Crypto regulation in the world: weekly digest #96


In the U.S. Senate have passed a bipartisan bill proposal aims to cancel SAB 121, a controversial SEC accounting standard for crypto custodians. The bill, known as the Uniform Treatment of Custodial Assets Act, seeks to rescind the SEC's guidelines that force banks to account for custodied crypto assets differently than other assets. This proposal is supported by lawmakers such as Republicans Mike Flood and French Hill, along with Democrats Ritchie Torres and Wiley Nickel. The bill intends to ensure that assets custodied by banks, credit unions, and trusts are kept off-balance sheet, aligning with established industry practices and aiming to support the digital assets industry in the United States.

SAB 121, or Staff Accounting Bulletin No. 121, is an SEC accounting standard that addresses how companies should account for custodial services of crypto assets. It requires companies to record a liability and corresponding asset on their balance sheets at fair value when holding cryptocurrencies for clients.
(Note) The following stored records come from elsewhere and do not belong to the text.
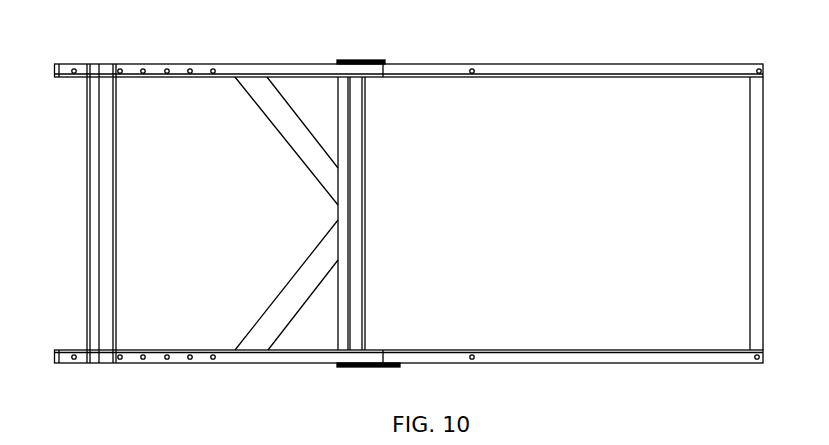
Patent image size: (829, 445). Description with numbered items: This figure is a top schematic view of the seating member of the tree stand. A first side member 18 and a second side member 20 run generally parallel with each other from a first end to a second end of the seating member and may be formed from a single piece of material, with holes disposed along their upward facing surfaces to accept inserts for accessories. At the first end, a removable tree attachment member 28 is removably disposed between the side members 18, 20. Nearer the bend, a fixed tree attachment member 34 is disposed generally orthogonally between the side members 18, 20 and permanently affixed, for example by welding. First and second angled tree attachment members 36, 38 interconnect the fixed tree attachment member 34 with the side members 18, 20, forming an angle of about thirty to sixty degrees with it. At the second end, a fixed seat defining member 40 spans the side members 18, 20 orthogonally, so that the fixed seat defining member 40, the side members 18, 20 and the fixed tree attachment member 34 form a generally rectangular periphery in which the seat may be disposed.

The first side member 18 is at (498, 75).
The second side member 20 is at (573, 352).
The removable tree attachment member 28 is at (108, 278).
The fixed tree attachment member 34 is at (353, 225).
The first angled tree attachment member 36 is at (302, 280).
The second angled tree attachment member 38 is at (265, 102).
The fixed seat defining member 40 is at (753, 210).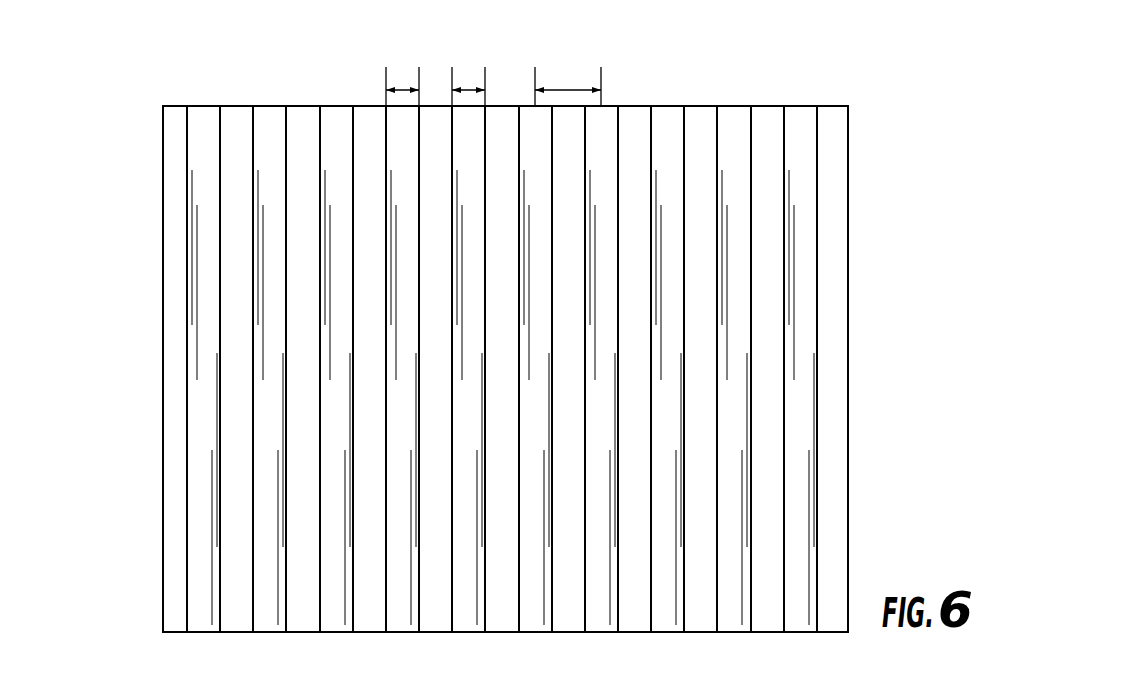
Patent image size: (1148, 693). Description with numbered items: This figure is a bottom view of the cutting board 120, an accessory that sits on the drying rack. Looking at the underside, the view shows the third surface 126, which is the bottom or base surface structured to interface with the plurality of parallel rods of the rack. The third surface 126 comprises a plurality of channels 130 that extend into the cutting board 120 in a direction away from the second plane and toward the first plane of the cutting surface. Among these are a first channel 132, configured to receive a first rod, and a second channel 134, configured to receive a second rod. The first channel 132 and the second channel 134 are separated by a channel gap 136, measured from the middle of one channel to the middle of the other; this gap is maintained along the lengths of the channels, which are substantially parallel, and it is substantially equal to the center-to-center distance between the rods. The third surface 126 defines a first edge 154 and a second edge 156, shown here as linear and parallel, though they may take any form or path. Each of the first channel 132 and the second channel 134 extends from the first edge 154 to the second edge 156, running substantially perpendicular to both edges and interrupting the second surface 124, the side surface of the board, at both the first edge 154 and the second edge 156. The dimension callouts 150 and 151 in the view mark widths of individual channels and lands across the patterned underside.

The cutting board 120 is at (128, 58).
The second surface 124 is at (697, 106).
The third surface 126 is at (835, 263).
The channels 130 is at (165, 303).
The first channel 132 is at (376, 116).
The second channel 134 is at (500, 112).
The channel gap 136 is at (575, 88).
The wall width 150 is at (405, 88).
The gap width 151 is at (472, 88).
The first edge 154 is at (830, 106).
The second edge 156 is at (830, 633).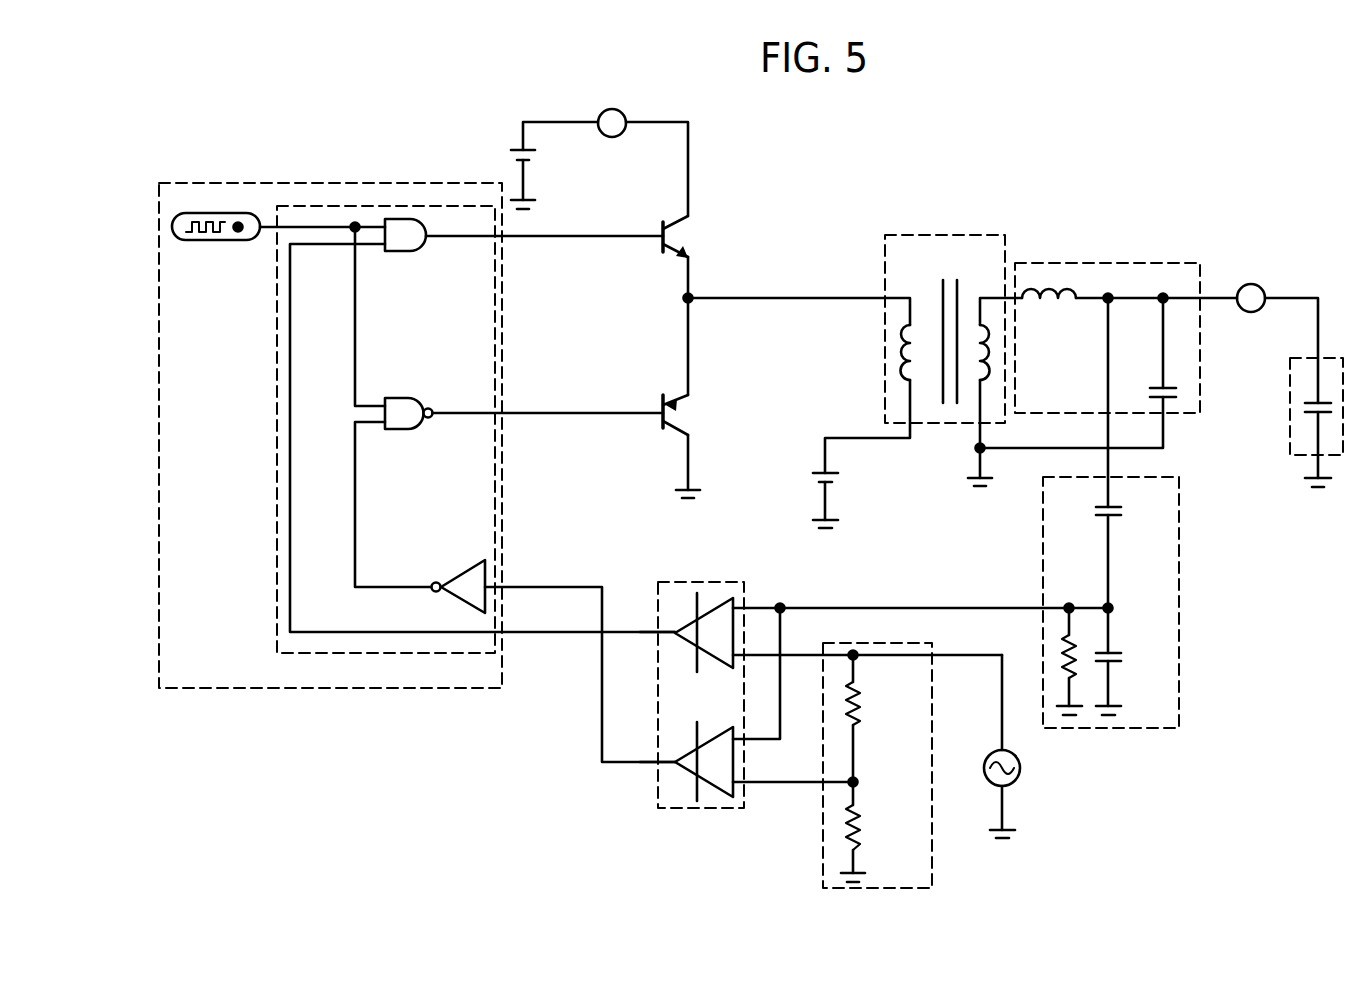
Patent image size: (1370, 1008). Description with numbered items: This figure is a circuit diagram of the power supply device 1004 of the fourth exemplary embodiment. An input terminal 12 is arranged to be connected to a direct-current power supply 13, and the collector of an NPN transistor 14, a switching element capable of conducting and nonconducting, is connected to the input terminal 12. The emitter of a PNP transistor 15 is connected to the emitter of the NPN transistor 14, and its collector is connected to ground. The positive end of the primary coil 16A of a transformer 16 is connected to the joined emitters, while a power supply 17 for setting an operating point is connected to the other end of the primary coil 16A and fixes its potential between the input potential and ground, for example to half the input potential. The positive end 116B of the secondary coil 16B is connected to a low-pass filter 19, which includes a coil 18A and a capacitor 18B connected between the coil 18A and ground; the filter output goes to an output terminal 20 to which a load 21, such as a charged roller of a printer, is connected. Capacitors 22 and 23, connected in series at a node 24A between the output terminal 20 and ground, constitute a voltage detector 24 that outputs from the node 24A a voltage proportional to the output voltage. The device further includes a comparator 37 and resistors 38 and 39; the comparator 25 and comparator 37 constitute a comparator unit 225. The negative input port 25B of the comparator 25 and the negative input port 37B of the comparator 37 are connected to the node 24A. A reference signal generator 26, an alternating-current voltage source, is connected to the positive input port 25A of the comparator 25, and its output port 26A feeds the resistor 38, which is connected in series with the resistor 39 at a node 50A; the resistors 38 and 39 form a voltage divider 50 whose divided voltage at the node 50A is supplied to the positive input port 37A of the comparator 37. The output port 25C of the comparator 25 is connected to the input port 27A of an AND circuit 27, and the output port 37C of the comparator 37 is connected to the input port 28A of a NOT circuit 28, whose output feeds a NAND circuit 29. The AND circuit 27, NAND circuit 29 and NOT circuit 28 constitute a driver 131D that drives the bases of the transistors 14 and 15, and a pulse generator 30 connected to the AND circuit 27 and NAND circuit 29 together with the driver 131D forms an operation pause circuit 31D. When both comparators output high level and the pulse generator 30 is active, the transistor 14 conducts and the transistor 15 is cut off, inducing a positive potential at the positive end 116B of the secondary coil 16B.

The input terminal 12 is at (612, 138).
The direct-current power supply 13 is at (512, 143).
The NPN transistor 14 is at (690, 237).
The PNP transistor 15 is at (687, 417).
The transformer 16 is at (910, 233).
The primary coil 16A is at (900, 358).
The secondary coil 16B is at (972, 315).
The positive end of secondary coil 116B is at (983, 300).
The power supply for setting an operating point 17 is at (805, 477).
The coil 18A is at (1045, 283).
The capacitor 18B is at (1178, 393).
The low-pass filter 19 is at (1127, 262).
The output terminal 20 is at (1248, 283).
The load 21 is at (1340, 357).
The capacitor 22 is at (1120, 522).
The capacitor 23 is at (1123, 655).
The voltage detector 24 is at (1180, 615).
The node 24A is at (1103, 603).
The comparator 25 is at (728, 600).
The positive input port of comparator 25A is at (758, 655).
The negative input port of comparator 25B is at (747, 605).
The output port of comparator 25C is at (652, 632).
The reference signal generator 26 is at (1022, 775).
The output port of reference signal generator 26A is at (998, 712).
The AND circuit 27 is at (402, 252).
The input port of AND circuit 27A is at (367, 243).
The NOT circuit 28 is at (465, 570).
The input port of NOT circuit 28A is at (503, 583).
The NAND circuit 29 is at (403, 397).
The pulse generator 30 is at (212, 243).
The operation pause circuit 31D is at (345, 182).
The driver 131D is at (276, 437).
The comparator 37 is at (727, 795).
The positive input port of comparator 37A is at (752, 787).
The negative input port of comparator 37B is at (755, 733).
The output port of comparator 37C is at (625, 763).
The resistor 38 is at (867, 708).
The resistor 39 is at (867, 830).
The voltage divider 50 is at (932, 853).
The node 50A is at (857, 780).
The comparator unit 225 is at (657, 790).
The power supply device 1004 is at (1268, 173).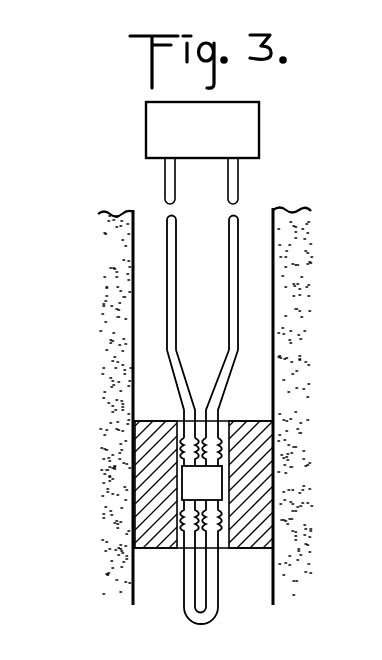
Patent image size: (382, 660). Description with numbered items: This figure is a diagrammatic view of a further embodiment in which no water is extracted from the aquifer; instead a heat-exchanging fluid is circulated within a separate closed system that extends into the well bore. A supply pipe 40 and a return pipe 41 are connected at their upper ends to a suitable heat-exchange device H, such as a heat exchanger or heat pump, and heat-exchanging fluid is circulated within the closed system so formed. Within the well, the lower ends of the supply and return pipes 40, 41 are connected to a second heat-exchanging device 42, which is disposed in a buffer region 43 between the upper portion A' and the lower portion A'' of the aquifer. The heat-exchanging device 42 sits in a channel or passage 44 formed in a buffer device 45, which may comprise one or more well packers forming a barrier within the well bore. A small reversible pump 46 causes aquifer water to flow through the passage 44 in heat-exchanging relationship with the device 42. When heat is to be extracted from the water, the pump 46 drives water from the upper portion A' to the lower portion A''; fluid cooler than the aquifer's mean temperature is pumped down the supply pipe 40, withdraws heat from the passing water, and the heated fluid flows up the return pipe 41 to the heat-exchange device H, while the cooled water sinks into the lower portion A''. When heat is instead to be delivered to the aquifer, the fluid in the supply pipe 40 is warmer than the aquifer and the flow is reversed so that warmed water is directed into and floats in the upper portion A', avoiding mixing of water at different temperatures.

The heat-exchange device H is at (262, 148).
The upper portion of the aquifer A' is at (104, 407).
The lower portion of the aquifer A'' is at (197, 410).
The supply pipe 40 is at (167, 309).
The return pipe 41 is at (238, 312).
The heat-exchanging device 42 is at (224, 519).
The buffer region 43 is at (121, 415).
The channel or passage 44 is at (180, 549).
The buffer device 45 is at (262, 470).
The reversible pump 46 is at (214, 488).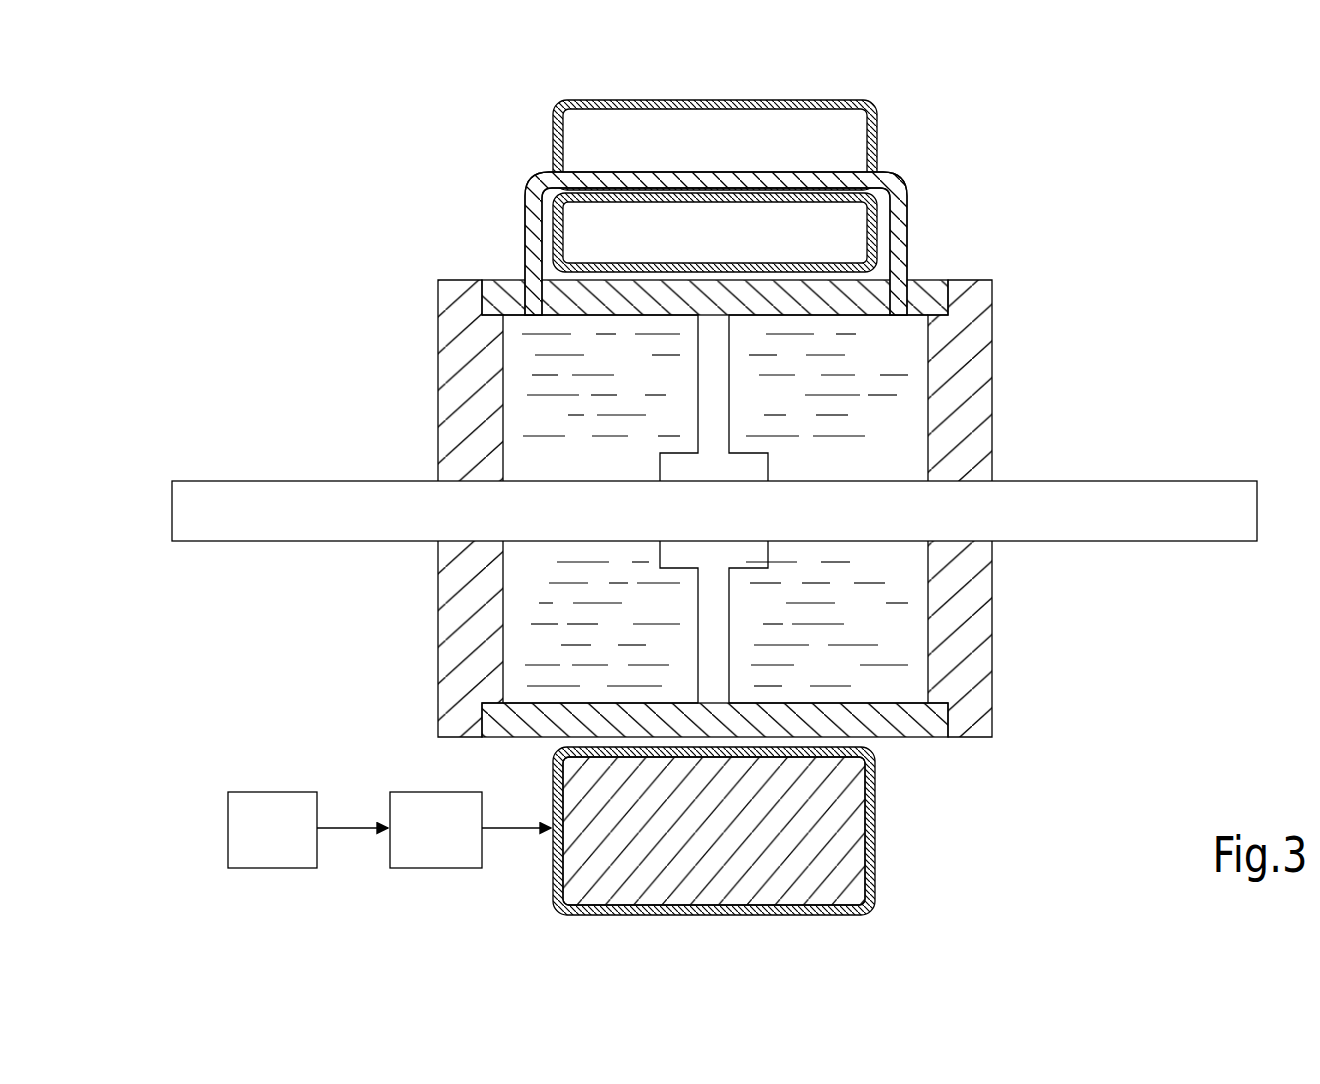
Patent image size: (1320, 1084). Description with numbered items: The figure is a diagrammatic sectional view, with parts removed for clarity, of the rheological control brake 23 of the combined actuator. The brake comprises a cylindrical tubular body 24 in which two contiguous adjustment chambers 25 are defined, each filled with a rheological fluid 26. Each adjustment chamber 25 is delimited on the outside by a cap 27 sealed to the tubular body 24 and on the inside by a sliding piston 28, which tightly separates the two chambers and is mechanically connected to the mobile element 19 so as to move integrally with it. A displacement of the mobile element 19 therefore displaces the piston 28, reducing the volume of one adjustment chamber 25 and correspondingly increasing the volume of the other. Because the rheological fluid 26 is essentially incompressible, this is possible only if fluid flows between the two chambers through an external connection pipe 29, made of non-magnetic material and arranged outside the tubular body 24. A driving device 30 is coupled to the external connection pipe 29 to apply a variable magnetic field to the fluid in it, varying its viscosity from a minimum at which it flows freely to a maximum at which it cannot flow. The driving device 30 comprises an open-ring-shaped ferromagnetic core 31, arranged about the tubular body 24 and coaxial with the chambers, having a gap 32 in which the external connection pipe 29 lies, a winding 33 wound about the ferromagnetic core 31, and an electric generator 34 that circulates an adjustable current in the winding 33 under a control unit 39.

The mobile element 19 is at (1133, 493).
The rheological control brake 23 is at (186, 762).
The tubular body 24 is at (903, 731).
The adjustment chamber 25 is at (543, 645).
The rheological fluid 26 is at (857, 368).
The cap 27 is at (440, 558).
The sliding piston 28 is at (707, 367).
The external connection pipe 29 is at (870, 186).
The driving device 30 is at (458, 139).
The ferromagnetic core 31 is at (852, 857).
The gap 32 is at (785, 96).
The winding 33 is at (768, 915).
The electric generator 34 is at (418, 840).
The control unit 39 is at (253, 840).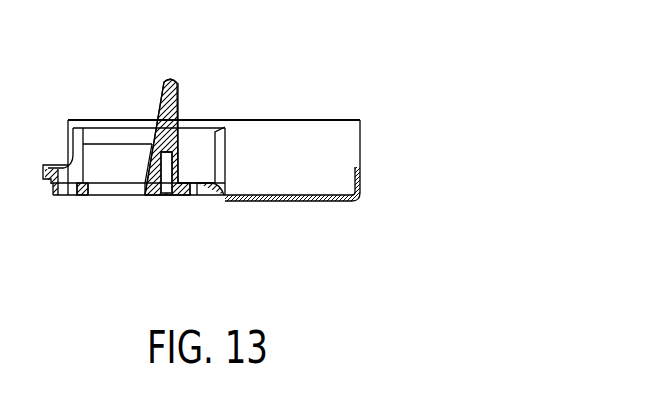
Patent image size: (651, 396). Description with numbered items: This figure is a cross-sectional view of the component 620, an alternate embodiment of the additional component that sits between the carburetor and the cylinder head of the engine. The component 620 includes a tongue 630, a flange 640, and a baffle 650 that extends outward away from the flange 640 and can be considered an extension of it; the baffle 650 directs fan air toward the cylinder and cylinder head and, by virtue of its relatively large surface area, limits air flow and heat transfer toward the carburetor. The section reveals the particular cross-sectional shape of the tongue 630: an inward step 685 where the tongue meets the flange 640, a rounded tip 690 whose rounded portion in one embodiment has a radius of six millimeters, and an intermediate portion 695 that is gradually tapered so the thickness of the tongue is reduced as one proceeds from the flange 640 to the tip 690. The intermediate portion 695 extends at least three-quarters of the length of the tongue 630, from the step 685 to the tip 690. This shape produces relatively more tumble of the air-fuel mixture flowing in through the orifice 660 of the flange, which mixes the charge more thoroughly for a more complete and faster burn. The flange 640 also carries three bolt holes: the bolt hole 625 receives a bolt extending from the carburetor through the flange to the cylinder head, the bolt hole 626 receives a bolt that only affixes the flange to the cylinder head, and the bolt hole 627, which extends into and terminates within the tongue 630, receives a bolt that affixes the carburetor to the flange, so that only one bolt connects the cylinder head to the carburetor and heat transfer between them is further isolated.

The component 620 is at (290, 96).
The bolt hole 625 is at (63, 198).
The bolt hole 626 is at (199, 197).
The bolt hole 627 is at (164, 197).
The tongue 630 is at (179, 83).
The flange 640 is at (79, 198).
The baffle 650 is at (358, 197).
The orifice 660 is at (124, 210).
The inward step 685 is at (148, 178).
The tip 690 is at (170, 77).
The intermediate portion 695 is at (154, 103).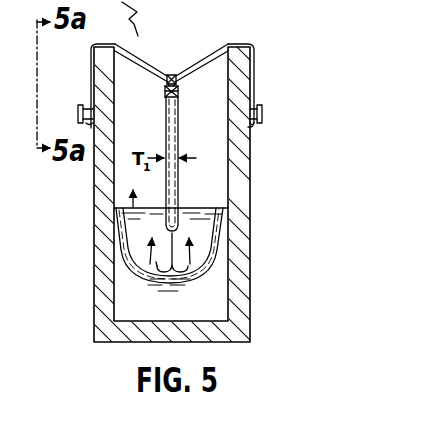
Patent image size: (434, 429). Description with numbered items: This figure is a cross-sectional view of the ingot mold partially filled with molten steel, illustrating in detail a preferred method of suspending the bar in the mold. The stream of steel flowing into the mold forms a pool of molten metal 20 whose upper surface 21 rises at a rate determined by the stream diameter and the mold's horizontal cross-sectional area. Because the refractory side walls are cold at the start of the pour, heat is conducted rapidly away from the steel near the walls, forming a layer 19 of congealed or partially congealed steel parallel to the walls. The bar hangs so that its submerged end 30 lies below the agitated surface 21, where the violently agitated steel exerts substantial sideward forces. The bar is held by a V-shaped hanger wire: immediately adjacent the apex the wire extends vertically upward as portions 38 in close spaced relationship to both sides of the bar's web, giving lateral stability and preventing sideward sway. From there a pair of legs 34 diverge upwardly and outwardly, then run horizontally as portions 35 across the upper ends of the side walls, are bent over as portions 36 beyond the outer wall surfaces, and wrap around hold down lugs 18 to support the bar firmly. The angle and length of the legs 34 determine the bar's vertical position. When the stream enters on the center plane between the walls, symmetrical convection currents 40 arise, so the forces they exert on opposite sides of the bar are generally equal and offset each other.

The lugs 18 is at (262, 116).
The layer of congealed steel 19 is at (218, 240).
The pool of molten metal 20 is at (197, 238).
The upper surface 21 is at (196, 207).
The submerged end 30 is at (167, 227).
The legs 34 is at (201, 57).
The horizontal portions 35 is at (107, 44).
The bent-over portions 36 is at (91, 77).
The vertical portions 38 is at (164, 82).
The convection currents 40 is at (157, 267).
The controversy surrounding SAB 121 stems from the implications it has on financial institutions, particularly banks, as it could force them to maintain additional capital to cover the risks associated with holding crypto assets. Critics argue that the SEC did not follow proper procedures in issuing this guidance and that it should have been subject to a more formal rulemaking process involving public notice and comment periods.

The cancellation of SAB 121 would remove the requirement for companies to record crypto assets on their balance sheets, potentially allowing banks to offer digital asset custodial services at scale without the burden of additional capital and liquidity costs imposed by the standard. This change could enhance competition in the market, enable U.S. banks to provide custodial solutions for digital assets, and align with industry practices that treat custody assets off-balance sheet. From the other side, the cancellation of this regulation may lead to a lack of investor’s protection and transparency in the crypto industry.

Earlier we wrote about the adoption of rules in the US to account for cryptocurrency on the balance sheets of companies.


Canada has announced its plans to join the Crypto-Asset Reporting Framework (CARF), a new global tax transparency framework developed by the OECD that provides for the automatic exchange of tax information on transactions in crypto-assets. The CARF consists of rules and commentary that can be transposed into domestic law to collect information from crypto-asset service providers. By joining CARF, Canada will increase global tax transparency with respect to crypto-assets and address tax compliance risks in this sector.

CARF aims to prevent the use of virtual assets for tax evasion and enhance tax transparency in the crypto sector by requiring businesses to collect information on users of relevant crypto-assets and report this data annually to tax authorities. The framework covers transactions involving exchanges between crypto-assets and fiat currencies, different forms of crypto-assets, and transfers of crypto-assets exceeding certain thresholds. CARF will apply to businesses, individuals, and entities providing exchange services for crypto-assets, ensuring compliance with tax reporting obligations and facilitating the automatic exchange of tax-related information between jurisdictions where taxpayers reside.


Taiwan has proposed a bill that sets a two-year jail term for Virtual Asset Service Providers (VASPs) who are non-compliant. This draft bill aims to regulate virtual currency service firms, requiring them to have their registered office, management, and place of business located in Estonia. The bill also tightens regulations on virtual asset service firms, subjecting them to supervision by the Financial Supervision Authority, which includes requirements such as minimum capital standards, IT standards, audits, and reporting.

Earlier Taiwan has adopted a Virtual Asset Management Ordinance bill, that aims to regulate digital assets by defining virtual assets, setting operational standards for asset operators, ensuring customer protection, and mandating membership in industry associations and regulatory permissions. The legislation also requires VASPs to separate customer assets from business funds and commission periodic reports from accountants regarding their operations and assets oversight.

Additionally, the bill emphasizes the need for regulatory oversight and collaboration between the virtual asset service provider industry and the Financial Supervisory Commission (FSC) to define regulatory operations.

News from other countries:

  • Alexey Pertsev, the developer behind the crypto-mixer Tornado Cash, was found guilty of money laundering by a Dutch court. He was sentenced to five years and four months in prison for laundering billions of dollars in illicit assets through the Tornado Cash platform. Pertsev's conviction marks a significant moment in the regulation of decentralized finance, raising questions about the balance between privacy tools and preventing criminal activities in the crypto space. The Tornado Cash itself has been marked as an SDN entity since August, 2022.